October 12, 2013: I had the opportunity to publicly show the real impact of these vulnerabilities at the JoomlaDay Italy 2013. During my talk I tried to describe what is a PHP Object Injection vulnerability generally, and how this kind of vulnerabilities has affected Joomla (here you can find the slides used in my talk). After that I performed a live demo to show how these vulnerabilities could have been exploited to carry out Session Hijacking attacks leveraging the blind SQL injection chain and cause a Denial of Service condition through the arbitrary directory deletion chain:

The video quality is not the best, but good enough to see the damage these vulnerabilities could have been done. Please note that, specially in the final part, YouTube’s automatic captions feature understands some fancy words that I swear I haven’t said, some of them should probably be prohibited to minors under 14. So please don’t watch it with your kids! 😄


In my view these vulnerabilities should have been classified at least as “High”, and consequently should have been fixed promptly, not waiting several months. The following is a summary of these vulnerabilities’ scope as of today:

  • Joomla 1.5: this version of Joomla is affected only by CVE-2013-3242, which has not been officially fixed since it has reached EOL/EOS. As I said during the JoomlaDay I haven’t been able to exploit the vulnerability by abusing magic methods of Joomla 1.5 core. The only potentially interesting method I found is patTemplate::__toString(), however such class is not defined when unserialize() is being called, and there’s no class autoloading functions. If someone will be able to exploit this vulnerability in Joomla 1.5 (without any third-party component), then he/she will become my hero.

  • Joomla 2.5: this version of Joomla is affected by both of the vulnerabilities, and when the “Debug System” or “Debug Language” options are enabled they could be exploited to cause a Denial of Service condition through the arbitrary directory deletion chain. In addition, there’s another attack vector that could be used to carry out Server-Side Request Forgery (SSRF) attacks or Distributed Denial of Service (DDoS) by abusing vulnerable Joomla websites as zombie machines.

  • Joomla 3.0: this version of Joomla is affected by both of the vulnerabilities and, as demonstrated during the JoomlaDay Italy 2013, they could be exploited to carry out blind SQL injection attacks and cause a Denial of Service condition. Furthermore, a recent research shows how these vulnerabilities could have been exploited to carry out Local File Inclusion (LFI) attacks when Joomla is running on outdated PHP versions (5.1.0 – 5.3.3).

In my humble opinion, I truly believe that the JSST needs a real security expert, and it’s not just because of this long story. For instance, they classifies Cross-Site Scripting vulnerabilities with severity “Moderate”, without even making a difference between reflected and stored Cross-Site Scripting. I would agree to classify a stored XSS as “Moderate”, but not a reflected one.
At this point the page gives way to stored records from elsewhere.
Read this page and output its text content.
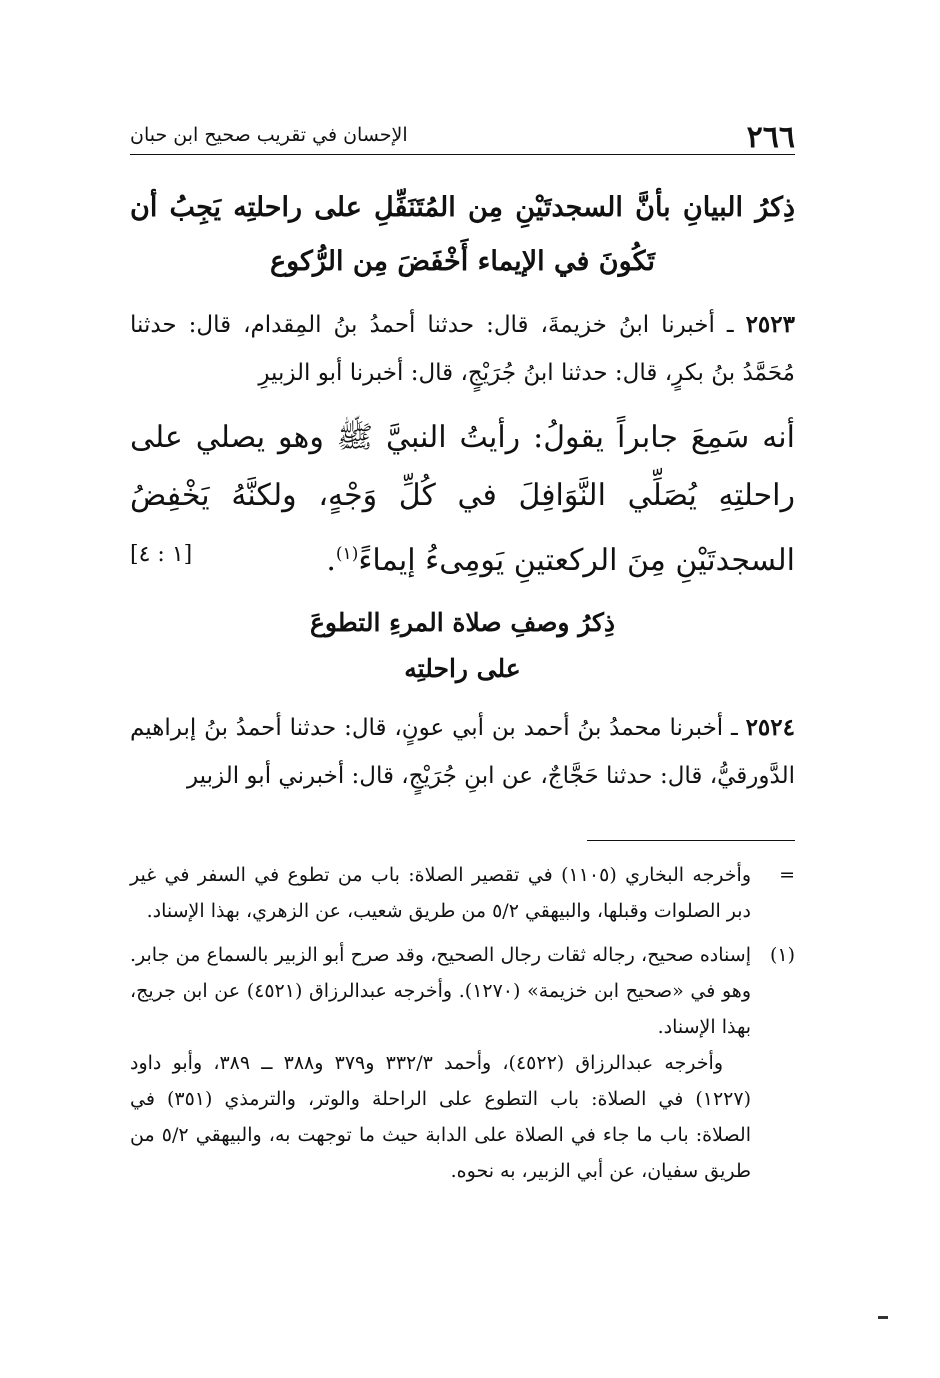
٢٦٦
الإحسان في تقريب صحيح ابن حبان
ذِكرُ البيانِ بأنَّ السجدتَيْنِ مِن المُتَنَفِّلِ على راحلتِه يَجِبُ أن تَكُونَ في الإيماء أَخْفَضَ مِن الرُّكوع

٢٥٢٣ ـ أخبرنا ابنُ خزيمةَ، قال: حدثنا أحمدُ بنُ المِقدام، قال: حدثنا مُحَمَّدُ بنُ بكرٍ، قال: حدثنا ابنُ جُرَيْجٍ، قال: أخبرنا أبو الزبيرِ

أنه سَمِعَ جابراً يقولُ: رأيتُ النبيَّ ﷺ وهو يصلي على راحلتِهِ يُصَلِّي النَّوَافِلَ في كُلِّ وَجْهٍ، ولكنَّهُ يَخْفِضُ السجدتَيْنِ مِنَ الركعتينِ يَومِىءُ إيماءً$^{(١)}$.
[١ : ٤]

ذِكرُ وصفِ صلاة المرءِ التطوعَ
على راحلتِه

٢٥٢٤ ـ أخبرنا محمدُ بنُ أحمد بن أبي عونٍ، قال: حدثنا أحمدُ بنُ إبراهيم الدَّورقيُّ، قال: حدثنا حَجَّاجٌ، عن ابنِ جُرَيْجٍ، قال: أخبرني أبو الزبير

=
وأخرجه البخاري (١١٠٥) في تقصير الصلاة: باب من تطوع في السفر في غير دبر الصلوات وقبلها، والبيهقي ٥/٢ من طريق شعيب، عن الزهري، بهذا الإسناد.

(١)

إسناده صحيح، رجاله ثقات رجال الصحيح، وقد صرح أبو الزبير بالسماع من جابر. وهو في «صحيح ابن خزيمة» (١٢٧٠). وأخرجه عبدالرزاق (٤٥٢١) عن ابن جريج، بهذا الإسناد.

وأخرجه عبدالرزاق (٤٥٢٢)، وأحمد ٣٣٢/٣ و٣٧٩ و٣٨٨ ــ ٣٨٩، وأبو داود (١٢٢٧) في الصلاة: باب التطوع على الراحلة والوتر، والترمذي (٣٥١) في الصلاة: باب ما جاء في الصلاة على الدابة حيث ما توجهت به، والبيهقي ٥/٢ من طريق سفيان، عن أبي الزبير، به نحوه.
For example this recent XSS, classified as “Moderate”, not only is a reflected one, but the malicious payload is executed only when the victim clicks on a select box (since the JavaScript code is injected into an onchange event), so it requires more user interaction then usual, definitely qualifying it as a minor security weakness. Another example would be what in my view is an epic fail of the JSST: the non-vulnerability I was talking about at the beginning of this post (which recently got CVE-2014-7983 assigned) is supposed to be a stored XSS. However, it seems that the malicious JavaScript payload is being stored into a session variable, meaning that a potential attacker might be able to “steal” only its own session ID… What a big security threat! This is the proof that nowadays vulnerabilities like a Cross-Site Scripting are too overestimated, as opposed to more serious vulnerabilities, like a PHP Object Injection, which fortunately is going to be less underestimated, especially in recent months.